Martijn Wismeijer, the founder of Mr Bitcoin, a company that installs and operates cryptocurrency cash machines in and around Amsterdam and across Europe, has decided to keep digital currency on wireless computer chips implanted under his skin. He has recently encountered the painful procedure of having two NFC (near-field communication) chips embedded in his hands.
A wide range of devices can read the chips, including smartphones like the Samsung Galaxy S5 and Apple iPhone 6, and they can be adapted for a range of uses. Wismeijer has already experimented with storing Bitcoin and similar digital currencies on the chip.
He noted it is vital to encrypt them to prevent theft, especially if it is common knowledge that one has a chip and tells people where it can be found.

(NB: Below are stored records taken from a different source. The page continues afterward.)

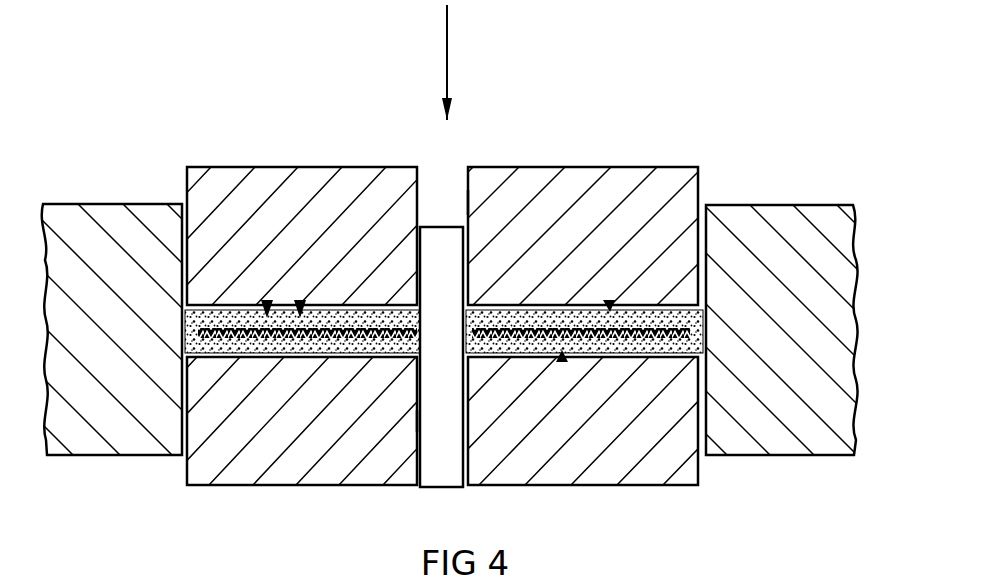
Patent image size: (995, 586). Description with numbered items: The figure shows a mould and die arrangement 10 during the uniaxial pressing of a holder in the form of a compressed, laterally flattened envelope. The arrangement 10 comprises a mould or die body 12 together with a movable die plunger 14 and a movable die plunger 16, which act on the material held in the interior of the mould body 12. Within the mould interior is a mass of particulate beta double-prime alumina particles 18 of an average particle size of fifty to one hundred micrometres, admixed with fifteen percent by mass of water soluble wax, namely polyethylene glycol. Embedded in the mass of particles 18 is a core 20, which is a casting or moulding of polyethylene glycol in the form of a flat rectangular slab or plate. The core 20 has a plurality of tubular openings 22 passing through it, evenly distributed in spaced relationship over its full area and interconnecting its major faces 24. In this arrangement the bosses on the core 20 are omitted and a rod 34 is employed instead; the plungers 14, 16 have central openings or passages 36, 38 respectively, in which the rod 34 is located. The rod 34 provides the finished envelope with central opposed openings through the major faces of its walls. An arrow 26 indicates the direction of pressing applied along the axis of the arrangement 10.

The mould and die arrangement 10 is at (641, 47).
The mould or die body 12 is at (128, 435).
The movable die plunger 14 is at (312, 189).
The movable die plunger 16 is at (607, 435).
The mass of particulate beta''-alumina particles 18 is at (292, 343).
The core 20 is at (371, 330).
The tubular openings 22 is at (300, 304).
The major faces 24 is at (610, 304).
The applied force 26 is at (450, 40).
The rod 34 is at (432, 451).
The central opening or passage 36 is at (486, 203).
The central opening or passage 38 is at (406, 421).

Wismeijer has used the chip to store the private keys for his Bitcoin wallet temporarily but he says that it is not yet secure enough to use permanently.
The company Mr Bitcoin can help one have chips implanted under skin. The pain from the injection lasts around a day and then one can start using it.
“Don’t be like me: I wanted to try it out even before the blood dried up but it is like a new mobile phone that needs to be fully charged before you switch it on the first time. Really you should leave it alone until it is no longer swollen and healed or you might risk infection and then your body might reject the implant,” said Wismeijer.
The glass chips that he has implanted are xNTi devices that come pre-installed in syringes to plunge them into the fatty flesh under the skin. The 2mm by 12mm chips store only 888 bytes, but can transfer that over short distances in the presence of an NFC reader. New models with more memory are currently being designed, but they will be larger and more painful to install since they will have to be unfolded under the skin as opposed to just being injected.
“Most doctors will not want to install the implant so a body manipulation artist (preferably not just tattoo artist or piercer) will be your next best bet, but make sure they work according to strict hygiene codes and know what they are doing,” said Martijn Wismeijer.
Wismeijer plans to have an NFC-enabled lock fitted to his house, which means that he can get rid of his keys and unlock the door using his embedded chip.
Besides, he has used the embedded chips to program an alarm clock to switch it off only when he places one or both of them against a sensor, which forces him to wake up on time.
“The reason I did take the implants is that I have real-world uses for it today, my phones and tablets are all compatible. I personally feel that by supporting these bio-hacking developments we can learn what works and what doesn’t and that some day, in the not so distant future we will be able to implant more functionality like sub dermal glucose sensors or heart rate monitors and other vital health monitoring devices. Imagine a normally invisible tattoo on your arm glowing red when you get a heart attack, swipe your phone and your phone will notify doctor. By supporting these bio-hacking initiatives I believe we are paving the way for social acceptance while at the same time we support the bio-hacking technology that drives it.” said Wismeijer.